The Ruffner Cabin

Joseph Ruffner Cabin, Charleston, West VirginiaAlso located in the Daniel Boone Park in Charleston, West Virginia is the Joseph Ruffner Log Cabin. The Ruffner cabin wasn’t originally situated in the park though — it originally stood at 1538 Kanawha Boulevard. Built in 1803 by Joseph Ruffner for his family on a property that used to be called Rosedale, the log cabin is said to be one of the oldest extant house in Kanawha County.

The log cabin is actually a replica — the original Ruffner home was torn down in 1969. As part of the 1976 Bicentenial project of civic clubs within the area. The original Ruffner furnitures are on display inside the Craik-Patton House.

The Ruffner has roots in Switzerland, Peter Ruffner being the first of the family to arrive in America in 1713. He and his wife, Mary Steinman settled in Shenandoah Valley, in Virginia where they started their family. It was their eldest son, Joseph, who settled in Charleston, WV.

Joseph Ruffner was a successful farmer and businessman. He traveled extensively in the region, buying and selling produce and livestock. His barn barn was destroyed by a fire in 1794, taking with it several bags of grains and even his farm animals. Joseph set off in the upper James River, searching for iron ore. He met Colonel Dickerson of Point Pleasant, and after the Colonel’s glowing recommendation about the buffalo salt licks on the Kanawha River, he thought of producing salt in the western frontier. He bought Colonel Dickerson’s land that spans 502 acres and has salt licks on the spot, without even seeing the land.

It was in 1795 that Joseph finally saw the land he has bought. He traveled to the Kanawha valley on horseback, and was impressed by what he saw. He was so impressed that he went on to buy all the land that he can obtain: a thousand or so acres that included log structures of Fort Lee, unsold lots of the young town and all the bottomland surrounding the Fort. The land that Joseph Ruffner bought covered what is now the city of Charleston.

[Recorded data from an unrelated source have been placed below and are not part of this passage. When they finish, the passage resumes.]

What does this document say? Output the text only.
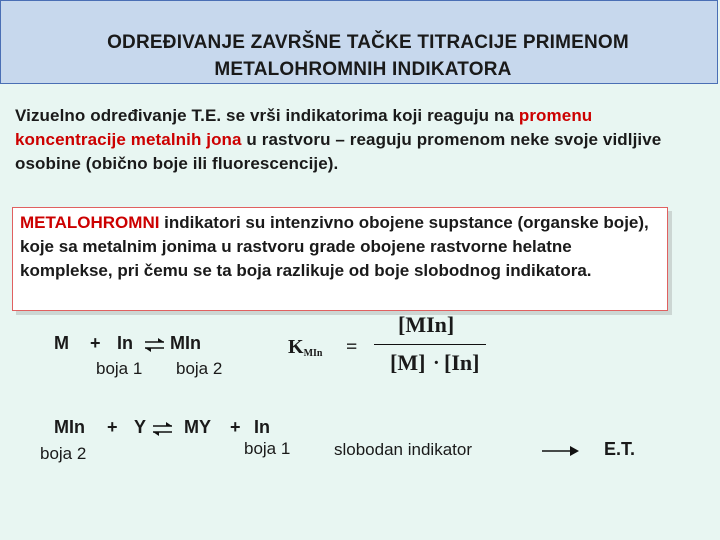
ODREĐIVANJE ZAVRŠNE TAČKE TITRACIJE PRIMENOM
METALOHROMNIH INDIKATORA
Vizuelno određivanje T.E. se vrši indikatorima koji reaguju na promenu koncentracije metalnih jona u rastvoru – reaguju promenom neke svoje vidljive osobine (obično boje ili fluorescencije).
METALOHROMNI indikatori su intenzivno obojene supstance (organske boje), koje sa metalnim jonima u rastvoru grade obojene rastvorne helatne komplekse, pri čemu se ta boja razlikuje od boje slobodnog indikatora.
M + In ⇌ MIn
boja 1 boja 2
KMIn =
[MIn]
[M] · [In]
MIn + Y ⇌ MY + In
boja 2	boja 1	slobodan indikator	E.T.
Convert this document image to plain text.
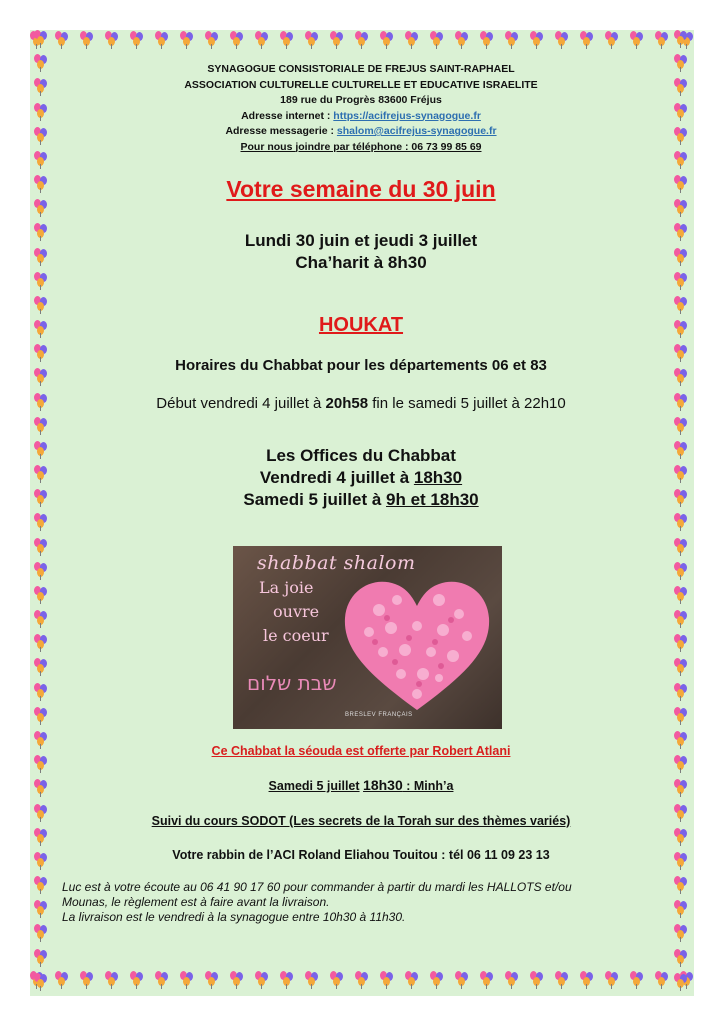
SYNAGOGUE CONSISTORIALE DE FREJUS SAINT-RAPHAEL
ASSOCIATION CULTURELLE CULTURELLE ET EDUCATIVE ISRAELITE
189 rue du Progrès 83600 Fréjus
Adresse internet : https://acifrejus-synagogue.fr
Adresse messagerie : shalom@acifrejus-synagogue.fr
Pour nous joindre par téléphone : 06 73 99 85 69
Votre semaine du 30 juin
Lundi 30 juin et jeudi 3 juillet
Cha’harit à 8h30
HOUKAT
Horaires du Chabbat pour les départements 06 et 83
Début vendredi 4 juillet à 20h58 fin le samedi 5 juillet à 22h10
Les Offices du Chabbat
Vendredi 4 juillet à 18h30
Samedi 5 juillet à 9h et 18h30
shabbat shalom
La joie
ouvre
le coeur
שבת שלום
BRESLEV FRANÇAIS
Ce Chabbat la séouda est offerte par Robert Atlani
Samedi 5 juillet 18h30 : Minh’a
Suivi du cours SODOT (Les secrets de la Torah sur des thèmes variés)
Votre rabbin de l’ACI Roland Eliahou Touitou : tél 06 11 09 23 13
Luc est à votre écoute au 06 41 90 17 60 pour commander à partir du mardi les HALLOTS et/ou
Mounas, le règlement est à faire avant la livraison.
La livraison est le vendredi à la synagogue entre 10h30 à 11h30.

He sold his property in Shenandoah Valley upon his return to Virginia, and moved his entire family to the Kanawha Valley late in 1795. Though it was Joseph Ruffner who saw the potential of the salt in the river, he did not see to live the development of the industry. In his will, he directed his sons to utilize the salt resources, and it was this directive that propelled Kanawha to become the leading salt producer in the area.